All my shotguns have 2 3/4" chambers. That is about all I have ever used. I did borrow a gun once and shot 3" shells for about a week in Louisiana. I did not notice a discernible difference in performance. 

I do not recall ever feeling handicapped using my 2 3/4" guns. 

I have worked with and patterned 3" and 3 1/2" shells. I guess I can see why people use them. 

However, I have never felt that anything positive ever comes from recoil.

Also, my main concern with 3 1/2" ammo is that some among our brothers here think that a shotgun is a form of air space denial anti aircraft artillery. The results of this train of thought are observed way too often at our managed waterfowl areas. 

I wonder what they are compensating for?


----------



## kotimaki (Feb 13, 2009)

Carry a 3 1/2 pump , that way you can shoot whichever shells your buddy brought......


----------



## phillipboonstra (Mar 4, 2013)

3in works just fine for me 


posted using Outdoor Hub Campfire


----------



## takem1 (Jan 19, 2011)

Here's a good exercise for you to try if recoil on the new guns don't effect recovery. Go to the range throw three clays same time. Shoot with a 3.5 load do it 10 times. Then switch to 3" and see which one has a higher % of hits. That will prove to yourself which shell is better and that the new inertia driven guns still cannot calm a 3.5"


----------



## TSS Caddis (Mar 15, 2002)

Bellyup said:


> With the technology today, the recoil is removed from that equation. With the butt pads, and the recoil absobers, and kick off thingy's, you can all but eliminate felt recoil.

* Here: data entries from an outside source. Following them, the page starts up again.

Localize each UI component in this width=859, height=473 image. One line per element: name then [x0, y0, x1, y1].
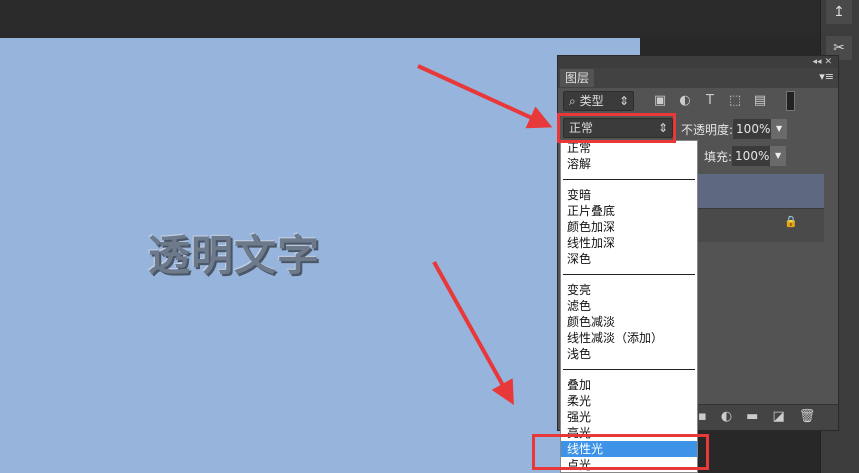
layers-bottom-bar: ▪ ◐ ▬ ◪ 🗑	[688, 404, 838, 430]
highlight-box-blend-mode	[557, 113, 676, 143]
opacity-input[interactable]: 100%	[733, 119, 772, 139]
layer-row-background[interactable]: 🔒	[696, 208, 824, 242]
fill-input[interactable]: 100%	[732, 146, 771, 166]
lock-icon: 🔒	[784, 215, 798, 228]
option-multiply[interactable]: 正片叠底	[561, 203, 697, 219]
shape-filter-icon[interactable]: ⬚	[726, 93, 744, 108]
option-linear-burn[interactable]: 线性加深	[561, 235, 697, 251]
top-bar	[0, 0, 820, 38]
option-darker-color[interactable]: 深色	[561, 251, 697, 267]
collapse-icon[interactable]: ◂◂	[813, 57, 822, 67]
filter-type-select[interactable]: ⌕ 类型 ⇕	[563, 91, 634, 111]
panel-menu-icon[interactable]: ▾≡	[819, 70, 834, 83]
option-lighten[interactable]: 变亮	[561, 282, 697, 298]
text-filter-icon[interactable]: T	[701, 93, 719, 108]
option-hard-light[interactable]: 强光	[561, 409, 697, 425]
panel-header: ◂◂ ✕	[558, 56, 838, 68]
filter-value: 类型	[579, 94, 604, 108]
tab-bar	[558, 68, 838, 88]
option-dissolve[interactable]: 溶解	[561, 156, 697, 172]
separator	[563, 274, 695, 275]
fill-dropdown-icon[interactable]: ▼	[770, 146, 787, 166]
option-overlay[interactable]: 叠加	[561, 377, 697, 393]
option-color-dodge[interactable]: 颜色减淡	[561, 314, 697, 330]
option-darken[interactable]: 变暗	[561, 187, 697, 203]
highlight-box-linear-light	[532, 434, 709, 470]
search-icon: ⌕	[569, 94, 576, 108]
canvas-text-layer: 透明文字	[148, 231, 321, 280]
opacity-label: 不透明度:	[681, 122, 734, 137]
tool-button-1[interactable]: ↥	[826, 0, 852, 24]
separator	[563, 369, 695, 370]
tab-layers[interactable]: 图层	[560, 69, 594, 87]
close-icon[interactable]: ✕	[824, 57, 832, 67]
smart-object-filter-icon[interactable]: ▤	[751, 93, 769, 108]
new-layer-icon[interactable]: ◪	[772, 409, 784, 424]
adjustment-layer-icon[interactable]: ◐	[721, 409, 732, 424]
blend-mode-dropdown-list: 正常 溶解 变暗 正片叠底 颜色加深 线性加深 深色 变亮 滤色 颜色减淡 线性…	[560, 140, 698, 473]
option-linear-dodge[interactable]: 线性减淡（添加）	[561, 330, 697, 346]
option-soft-light[interactable]: 柔光	[561, 393, 697, 409]
image-filter-icon[interactable]: ▣	[651, 93, 669, 108]
trash-icon[interactable]: 🗑	[799, 409, 816, 424]
folder-icon[interactable]: ▬	[746, 409, 758, 424]
opacity-dropdown-icon[interactable]: ▼	[771, 119, 788, 139]
separator	[563, 179, 695, 180]
option-screen[interactable]: 滤色	[561, 298, 697, 314]
option-lighter-color[interactable]: 浅色	[561, 346, 697, 362]
option-color-burn[interactable]: 颜色加深	[561, 219, 697, 235]
filter-toggle[interactable]	[786, 91, 795, 111]
adjustment-filter-icon[interactable]: ◐	[676, 93, 694, 108]
fill-label: 填充:	[704, 149, 733, 164]
select-arrows-icon: ⇕	[618, 94, 629, 108]
mask-icon[interactable]: ▪	[698, 409, 707, 424]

More of a man than me, because I can definetly tell the difference in 3" and 3.5". Maybe I should add a few hundo's for some padding between my shoulder and the stock.


----------



## duckcommander101 (Jan 14, 2003)

2 3/4" & 3" exclusively for me, have literally pulled the trigger on 2 3 1/2" shells in my life.

I shoot 2 3/4" 7 1/2s early in the duck season, switch to 3" 6s as the season progresses and occasionally load a 3" #4 for the last shot.

For geese I shoot 3" 4s in the early season and switch to 3" 2s for the late season, and many late season hunts I use 2s only for my third shot.

For turkeys I shoot 6s and 7s in 3", depends which of my guns I am toting, one loves 6s, the other 7s.


Before anyone questions 7 1/2s for ducks I should make it known that I only shoot HeviShot.


----------



## walleyeman2006 (Sep 12, 2006)

thanks guys.....I was looking at a 930 for back up in the combo so ill have a slug gun too........I'll be buying it I think....I can't shoot a pump bigger then. 410 so....I've had no trouble. with 3 in out to 60 yds on ducks and geese with my A5......ill stick with 3 in..going. to try the. 410 for Turkey in my back yard


----------



## RS1983 (Mar 16, 2009)

I can't believe you guys. Everyone knows that game animals have evolved in the last 30 years. You can't decoy a goose unless you have $300/4 FFD's. You sure can't kill them unless you have shot traveling in an excess of 1700 fps. Even the deer have become invunerable to arrows traveling less than 300 fps.:lol:


----------



## JonBoy220 (Oct 31, 2012)

bombcast said:


> Because you can shoot anything in anyone's blind bag


:lol::lol::lol: That was good


----------